If my past blogs have painted an abysmal picture of abject misery I may have exaggerated. It is true I had very few friends and did poorly in most classes. But I made do with what I had and by my 8th grade year was pretty active in boy scouts. I had been a cub scout for several years but shied away from boy scouts when I saw the big rowdy guys at the meetings.
When I rejoined up with the boy scouts in my 8th grade year there were just a handful of boys about my age. We didn’t work hard on earning badges or rank. We hiked and camped. Our first campout was at the beach after a seven mile hike. We got to the campsite with and our scoutmaster was there with his tent and truck and music playing. But then he didn’t cook our meals. We had to do that. We had to build and light our own fires. We had to set our own tents up. Mine blew over in the middle of the night.
This first campout with Troop 26 was a deliberate wake up call to us that we were no longer in the cub scouts where our needs are catered to. Our scoutmaster began to teach us in earnest after that.

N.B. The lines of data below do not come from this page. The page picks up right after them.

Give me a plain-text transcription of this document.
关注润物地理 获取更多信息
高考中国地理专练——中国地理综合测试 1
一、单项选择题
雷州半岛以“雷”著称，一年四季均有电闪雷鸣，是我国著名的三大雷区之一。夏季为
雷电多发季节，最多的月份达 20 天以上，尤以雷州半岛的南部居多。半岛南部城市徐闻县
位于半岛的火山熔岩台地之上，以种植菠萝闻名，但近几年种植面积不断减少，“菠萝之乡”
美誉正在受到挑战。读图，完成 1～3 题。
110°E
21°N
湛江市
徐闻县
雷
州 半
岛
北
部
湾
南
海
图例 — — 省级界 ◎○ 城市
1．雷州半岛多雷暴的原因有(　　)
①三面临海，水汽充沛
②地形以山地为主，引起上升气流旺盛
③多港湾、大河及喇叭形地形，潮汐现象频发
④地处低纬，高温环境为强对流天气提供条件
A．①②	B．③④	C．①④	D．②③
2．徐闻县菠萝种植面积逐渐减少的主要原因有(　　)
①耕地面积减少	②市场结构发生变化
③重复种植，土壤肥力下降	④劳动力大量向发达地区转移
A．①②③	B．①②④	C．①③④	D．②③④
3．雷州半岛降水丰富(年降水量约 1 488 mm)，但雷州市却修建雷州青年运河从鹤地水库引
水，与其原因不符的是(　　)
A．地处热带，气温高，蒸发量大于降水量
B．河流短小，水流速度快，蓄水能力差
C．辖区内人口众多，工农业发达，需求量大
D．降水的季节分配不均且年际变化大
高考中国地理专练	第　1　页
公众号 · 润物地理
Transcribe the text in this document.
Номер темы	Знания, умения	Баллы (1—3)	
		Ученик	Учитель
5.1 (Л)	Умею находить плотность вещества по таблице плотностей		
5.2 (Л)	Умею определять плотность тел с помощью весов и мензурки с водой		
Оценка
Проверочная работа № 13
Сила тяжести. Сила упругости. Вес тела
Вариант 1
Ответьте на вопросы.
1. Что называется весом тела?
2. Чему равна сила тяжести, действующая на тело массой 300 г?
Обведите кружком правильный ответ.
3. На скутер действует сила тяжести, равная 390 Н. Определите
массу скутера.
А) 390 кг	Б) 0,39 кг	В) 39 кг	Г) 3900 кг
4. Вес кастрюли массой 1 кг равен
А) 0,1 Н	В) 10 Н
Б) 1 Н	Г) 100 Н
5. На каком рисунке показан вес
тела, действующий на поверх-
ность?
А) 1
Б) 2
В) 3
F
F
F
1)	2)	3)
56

A year later we would arrive at a campsite and set our stuff up. We would cook dinner open fire we made ourselves. Once we shared a campsite with another troop and watched incredulously as their scoutmaster arrived early and set the tents up cooked their meals while they played and drove the boys home before returning to break camp. We weren’t jealous, we felt pity for them.
In my junior year of high school my scoutmaster had to ask me to repeat that I was attending a Thespian conference instead of a troop meeting. I drifted away from scouts to the theatre after that. But I can still build a decent campfire thanks to him.